Total GPU code size limit per process? CUDA fails upon loading too many code


I’m using bug report template, so here you have all the information

- Operating System

Windows XP x64 Professional 2003 SP2

- Synopsis description of the problem

CUDA runtime functions fail after loading (with LoadLibrary()) certain number of (different) DLLs that contain nvcc-compiled code (and link to cudart.dll).

- Detailed description of the problem

If one loads a certain number of DLLs that contain nvcc-compiled code (i.e. kernels), there seems to be a per-process limit after which CUDA runtime functions start to fail.

How to reproduce:
Basically it is enough to load a few DLLs that contain a lot (several thousand lines of code) of nvcc code. Size of particular kernel seems not to matter: only combined size of all kernels in all DLLs does (like there was a per-process limit of GPU code). It may be possible to get this bug with a single DLL file which is large enough.
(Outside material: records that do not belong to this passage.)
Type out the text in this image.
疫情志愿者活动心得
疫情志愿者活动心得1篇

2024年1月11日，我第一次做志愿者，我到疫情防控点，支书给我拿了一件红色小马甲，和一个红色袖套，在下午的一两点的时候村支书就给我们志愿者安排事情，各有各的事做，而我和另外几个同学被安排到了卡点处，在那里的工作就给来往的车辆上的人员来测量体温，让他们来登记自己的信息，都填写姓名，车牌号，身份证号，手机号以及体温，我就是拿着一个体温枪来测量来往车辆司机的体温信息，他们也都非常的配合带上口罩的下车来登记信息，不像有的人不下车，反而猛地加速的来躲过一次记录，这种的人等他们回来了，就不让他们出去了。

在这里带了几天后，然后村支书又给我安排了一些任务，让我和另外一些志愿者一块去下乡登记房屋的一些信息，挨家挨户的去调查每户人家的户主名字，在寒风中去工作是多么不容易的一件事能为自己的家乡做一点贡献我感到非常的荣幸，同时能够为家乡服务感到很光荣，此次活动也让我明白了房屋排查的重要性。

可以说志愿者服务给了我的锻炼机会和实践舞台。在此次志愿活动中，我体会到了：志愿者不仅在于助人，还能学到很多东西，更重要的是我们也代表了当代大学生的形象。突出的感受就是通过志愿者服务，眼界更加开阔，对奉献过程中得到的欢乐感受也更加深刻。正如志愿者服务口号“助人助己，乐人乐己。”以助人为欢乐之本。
To help investigating the problem, I created a VS 2005 project that contains a DLL file with a kernel and and starter executable (which is not linked to CUDA runtime). Using a shell script (you need sh-like shell for that, e.g. one from Cygwin), you may replicate the dll 500 times (using different names). Starter executable loads all those at once and fails after loading N-th one.
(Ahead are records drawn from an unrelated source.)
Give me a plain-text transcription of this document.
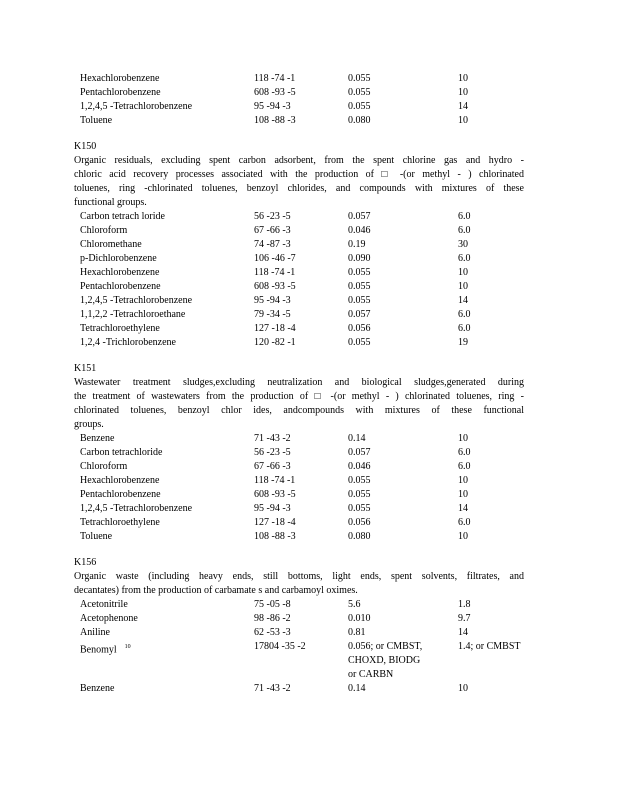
Hexachlorobenzene	118 -74 -1	0.055	10
Pentachlorobenzene	608 -93 -5	0.055	10
1,2,4,5 -Tetrachlorobenzene	95 -94 -3	0.055	14
Toluene	108 -88 -3	0.080	10
K150
Organic residuals, excluding spent carbon adsorbent, from the spent chlorine gas and hydro -
chloric acid recovery processes associated with the production of □ -(or methyl - ) chlorinated
toluenes, ring -chlorinated toluenes, benzoyl chlorides, and compounds with mixtures of these
functional groups.
Carbon tetrach loride	56 -23 -5	0.057	6.0
Chloroform	67 -66 -3	0.046	6.0
Chloromethane	74 -87 -3	0.19	30
p-Dichlorobenzene	106 -46 -7	0.090	6.0
Hexachlorobenzene	118 -74 -1	0.055	10
Pentachlorobenzene	608 -93 -5	0.055	10
1,2,4,5 -Tetrachlorobenzene	95 -94 -3	0.055	14
1,1,2,2 -Tetrachloroethane	79 -34 -5	0.057	6.0
Tetrachloroethylene	127 -18 -4	0.056	6.0
1,2,4 -Trichlorobenzene	120 -82 -1	0.055	19
K151
Wastewater treatment sludges,excluding neutralization and biological sludges,generated during
the treatment of wastewaters from the production of □ -(or methyl - ) chlorinated toluenes, ring -
chlorinated toluenes, benzoyl chlor ides, andcompounds with mixtures of these functional
groups.
Benzene	71 -43 -2	0.14	10
Carbon tetrachloride	56 -23 -5	0.057	6.0
Chloroform	67 -66 -3	0.046	6.0
Hexachlorobenzene	118 -74 -1	0.055	10
Pentachlorobenzene	608 -93 -5	0.055	10
1,2,4,5 -Tetrachlorobenzene	95 -94 -3	0.055	14
Tetrachloroethylene	127 -18 -4	0.056	6.0
Toluene	108 -88 -3	0.080	10
K156
Organic waste (including heavy ends, still bottoms, light ends, spent solvents, filtrates, and
decantates) from the production of carbamate s and carbamoyl oximes.
Acetonitrile	75 -05 -8	5.6	1.8
Acetophenone	98 -86 -2	0.010	9.7
Aniline	62 -53 -3	0.81	14
Benomyl $^{10}$	17804 -35 -2	0.056; or CMBST,	1.4; or CMBST
CHOXD, BIODG
or CARBN
Benzene	71 -43 -2	0.14	10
For convenience, a set of 500 already replicated copies of the DLL (they are given different names to make them look different for LoadLibrary() ) + compiled starter application (all 64-bit Windows executables) are provided in separate .rar files (caution: unpacked size is 160+ Mbs).

IMPORTANT NOTE: problem does not appear if you load a single DLL 500 times. You have to replicate it to create 500 different DLLs and load them at once.
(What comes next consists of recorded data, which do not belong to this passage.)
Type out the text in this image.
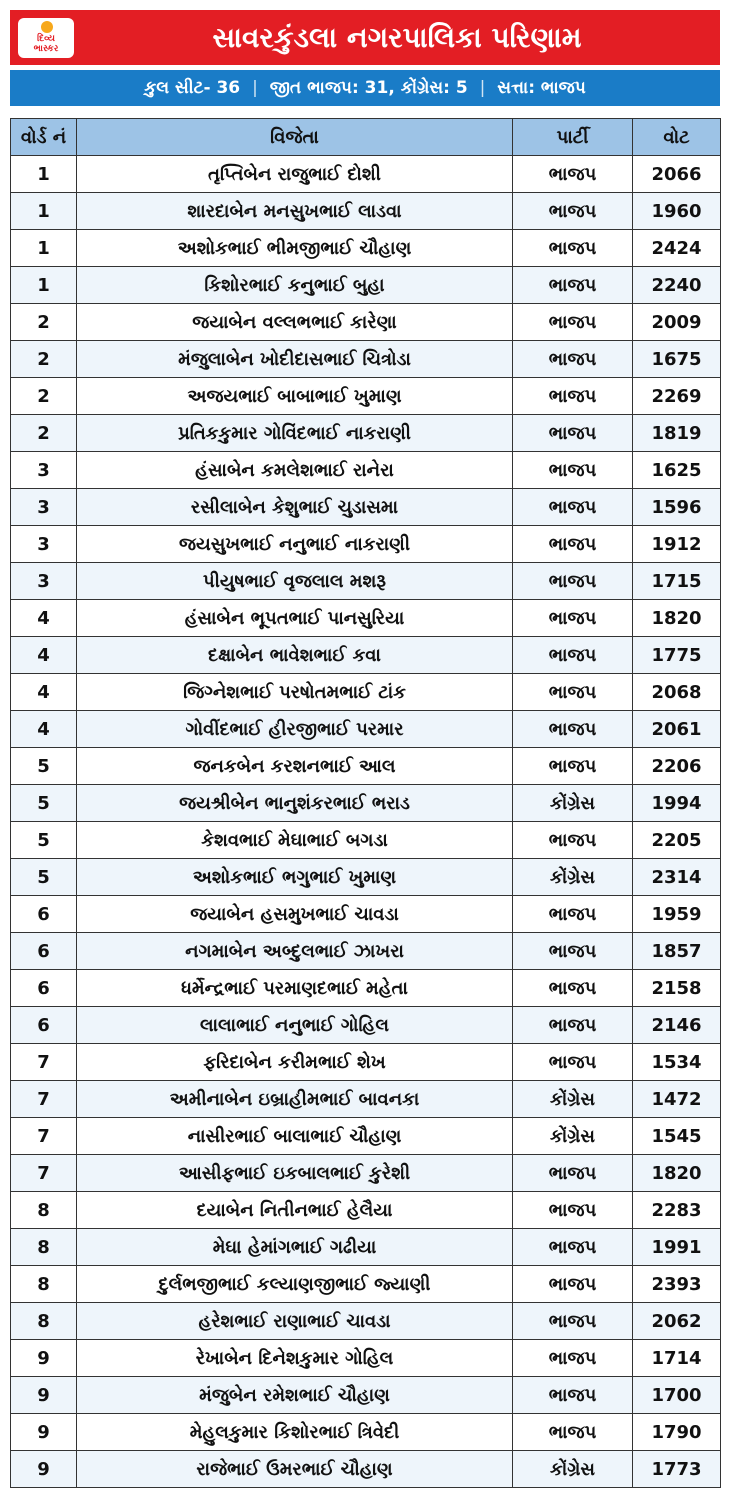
દિવ્ય
ભાસ્કર	સાવરકુંડલા નગરપાલિકા પરિણામ
કુલ સીટ- 36 | જીત ભાજપ: 31, કોંગ્રેસ: 5 | સત્તા: ભાજપ
વોર્ડ નં	વિજેતા	પાર્ટી	વોટ
1	તૃપ્તિબેન રાજુભાઈ દોશી	ભાજપ	2066
1	શારદાબેન મનસુખભાઈ લાડવા	ભાજપ	1960
1	અશોકભાઈ ભીમજીભાઈ ચૌહાણ	ભાજપ	2424
1	કિશોરભાઈ કનુભાઈ બુહા	ભાજપ	2240
2	જયાબેન વલ્લભભાઈ કારેણા	ભાજપ	2009
2	મંજુલાબેન ખોદીદાસભાઈ ચિત્રોડા	ભાજપ	1675
2	અજયભાઈ બાબાભાઈ ખુમાણ	ભાજપ	2269
2	પ્રતિકકુમાર ગોવિંદભાઈ નાકરાણી	ભાજપ	1819
3	હંસાબેન કમલેશભાઈ રાનેરા	ભાજપ	1625
3	રસીલાબેન કેશુભાઈ ચુડાસમા	ભાજપ	1596
3	જયસુખભાઈ નનુભાઈ નાકરાણી	ભાજપ	1912
3	પીયુષભાઈ વૃજલાલ મશરૂ	ભાજપ	1715
4	હંસાબેન ભૂપતભાઈ પાનસુરિયા	ભાજપ	1820
4	દક્ષાબેન ભાવેશભાઈ કવા	ભાજપ	1775
4	જિગ્નેશભાઈ પરષોતમભાઈ ટાંક	ભાજપ	2068
4	ગોવીંદભાઈ હીરજીભાઈ પરમાર	ભાજપ	2061
5	જનકબેન કરશનભાઈ આલ	ભાજપ	2206
5	જયશ્રીબેન ભાનુશંકરભાઈ ભરાડ	કોંગ્રેસ	1994
5	કેશવભાઈ મેઘાભાઈ બગડા	ભાજપ	2205
5	અશોકભાઈ ભગુભાઈ ખુમાણ	કોંગ્રેસ	2314
6	જયાબેન હસમુખભાઈ ચાવડા	ભાજપ	1959
6	નગમાબેન અબ્દુલભાઈ ઝાખરા	ભાજપ	1857
6	ધર્મેન્દ્રભાઈ પરમાણદભાઈ મહેતા	ભાજપ	2158
6	લાલાભાઈ નનુભાઈ ગોહિલ	ભાજપ	2146
7	ફરિદાબેન કરીમભાઈ શેખ	ભાજપ	1534
7	અમીનાબેન ઇબ્રાહીમભાઈ બાવનકા	કોંગ્રેસ	1472
7	નાસીરભાઈ બાલાભાઈ ચૌહાણ	કોંગ્રેસ	1545
7	આસીફભાઈ ઇકબાલભાઈ કુરેશી	ભાજપ	1820
8	દયાબેન નિતીનભાઈ હેલૈયા	ભાજપ	2283
8	મેઘા હેમાંગભાઈ ગઢીયા	ભાજપ	1991
8	દુર્લભજીભાઈ કલ્યાણજીભાઈ જ્યાણી	ભાજપ	2393
8	હરેશભાઈ રાણાભાઈ ચાવડા	ભાજપ	2062
9	રેખાબેન દિનેશકુમાર ગોહિલ	ભાજપ	1714
9	મંજુબેન રમેશભાઈ ચૌહાણ	ભાજપ	1700
9	મેહુલકુમાર કિશોરભાઈ ત્રિવેદી	ભાજપ	1790
9	રાજેભાઈ ઉમરભાઈ ચૌહાણ	કોંગ્રેસ	1773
- CUDA toolkit release version

Tested 1.1 and 2.0-beta. Fails with both.

- SDK release version

Tested 1.1 and 2.0-beta. Fails with both.

- Compiler for CPU host code

Microsoft ® C/C++ Optimizing Compiler Version 14.00.50727.42 for x64

- System description including:
CPU type, CPU speed, installed system RAM, system type and model, video cards installed in the system, chipset type

Intel Core2 Quad Q6600 2.53Ghz, 4Gb RAM, Intel chipset (I’m sorry I can’t give chipset version right now, but it seems to be irrelevant to the problem anyway), two display adapters:

NVidia GeForce 8800 GT (PCI-Express, used for CUDA, displayless)
NVidia GeForce 7950 GT (PCI-Express, used for display)
CudaSizeLimitTest_ReplicatedDLLs.rar (525 KB)
CudaSizeLimitTest.rar (39.1 KB)